When to use this form

Use this form before a first nutrition consult, annual wellness visit, or program intake. It helps you capture diet history, allergies, symptoms, and goals so you can build a clear, personalized plan. Dietitians can send it to new clients; clinics can add it to pre-visit packets; coaches can use it to track progress over time. If you need a broader picture of lifestyle and risks, pair it with the Self-health assessment form. For medical background such as diagnoses, surgeries, or family history, reference the Statement of health form. The result is faster appointments, fewer follow-ups, and smarter recommendations.

Must Ask Nutritional Assessment Questionnaire Questions

  1. What do you typically eat and drink in a usual day (meals, snacks, and portions)?

    A detailed 24-hour pattern reveals nutrient gaps, excesses, and habits you can target. Portion clues help you quantify calories, fiber, and protein for a realistic plan.

  2. Do you have any food allergies or intolerances, and what reactions do they cause?

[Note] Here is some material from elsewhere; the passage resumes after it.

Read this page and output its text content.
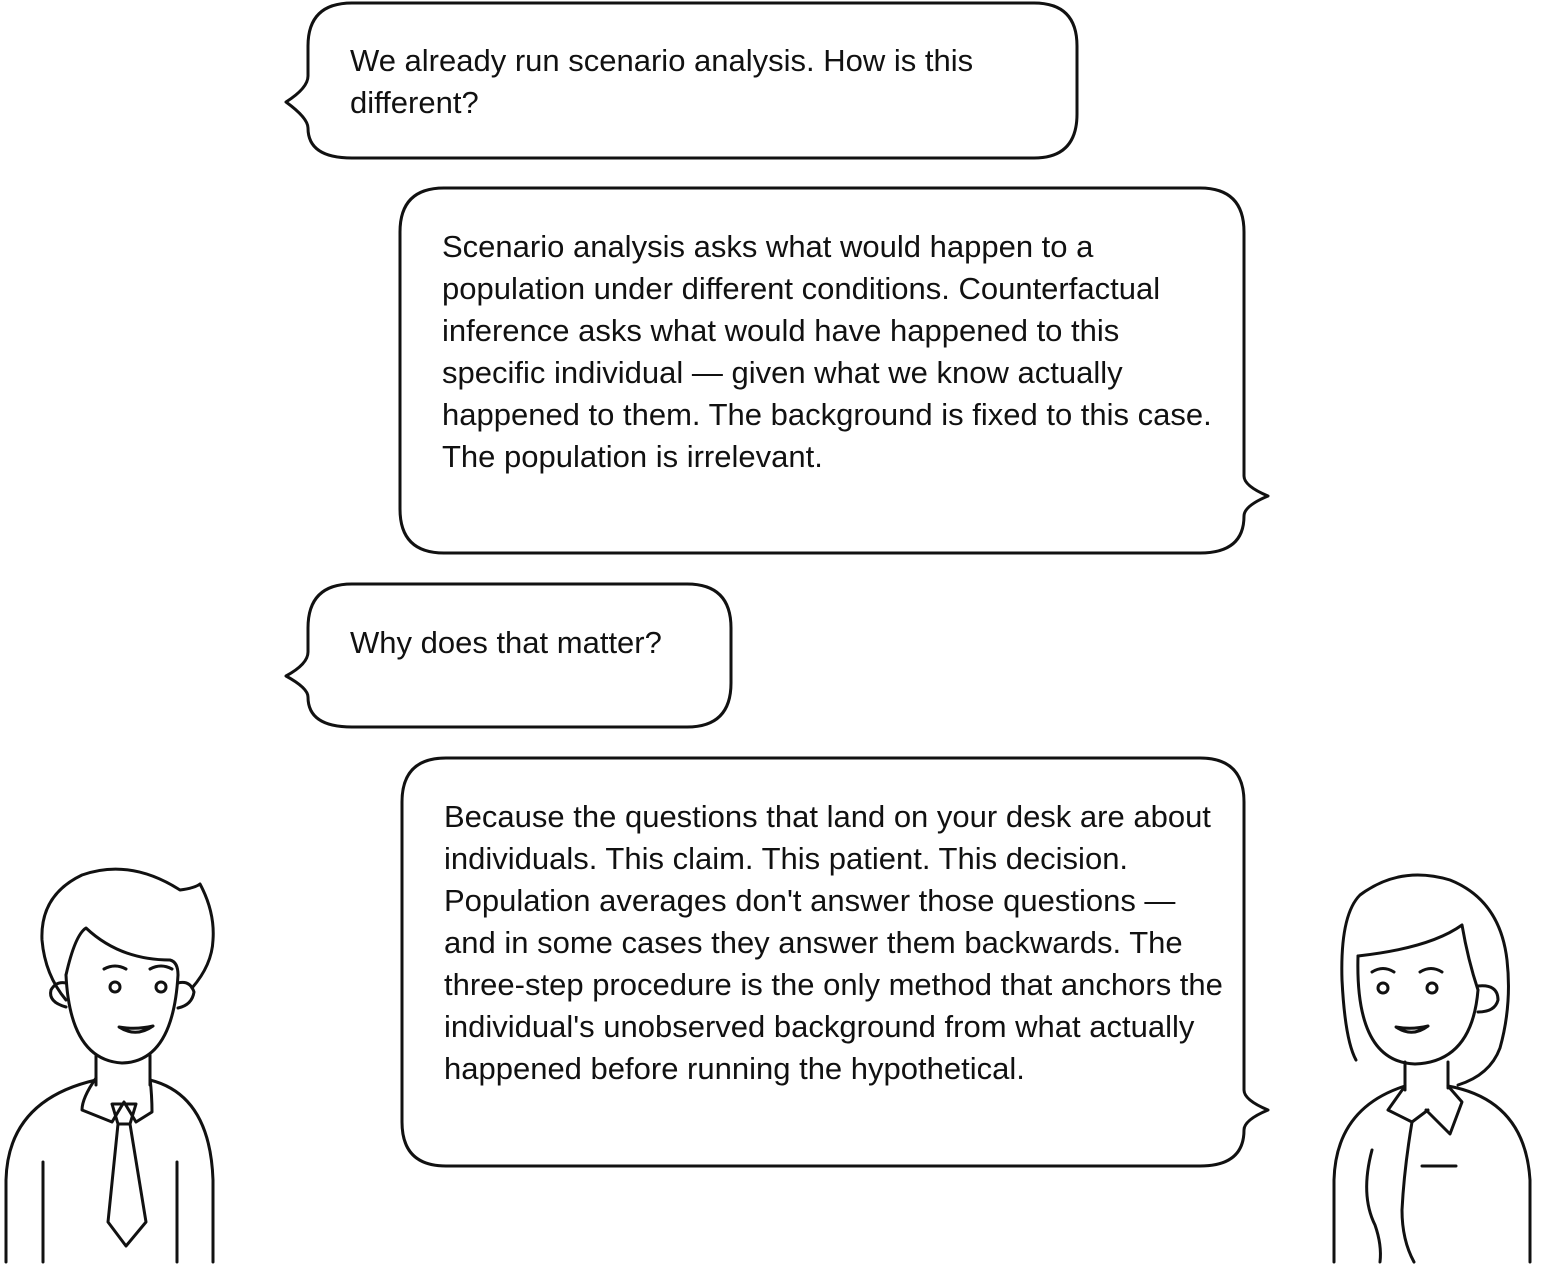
We already run scenario analysis. How is this different?

Scenario analysis asks what would happen to a population under different conditions. Counterfactual inference asks what would have happened to this specific individual — given what we know actually happened to them. The background is fixed to this case. The population is irrelevant.

Why does that matter?

Because the questions that land on your desk are about individuals. This claim. This patient. This decision. Population averages don't answer those questions — and in some cases they answer them backwards. The three-step procedure is the only method that anchors the individual's unobserved background from what actually happened before running the hypothetical.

    This prevents unsafe recommendations and guides substitutions that fit your needs. Noting reactions and severity also flags when you may need testing or referral.

  3. What medical conditions, diagnoses, or medications could affect your nutrition?

    Health issues like diabetes, GERD, or anemia change energy and micronutrient needs and can interact with supplements. Cross-checking with the Doctor diagnosis form keeps your plan aligned with current care.

  4. How much water and other beverages do you drink each day (type and amount)?

    Hydration influences appetite, headaches, and performance, so it shapes meal timing and sodium needs. Beverage types add hidden sugars, caffeine, or alcohol you should account for.

  5. Have you had any recent weight change or appetite issues in the past 3 months?

    Unintentional loss or gain can signal malnutrition, fluid shifts, or medication effects. Timing helps you spot trends and decide on labs, referrals, or a higher level of screening.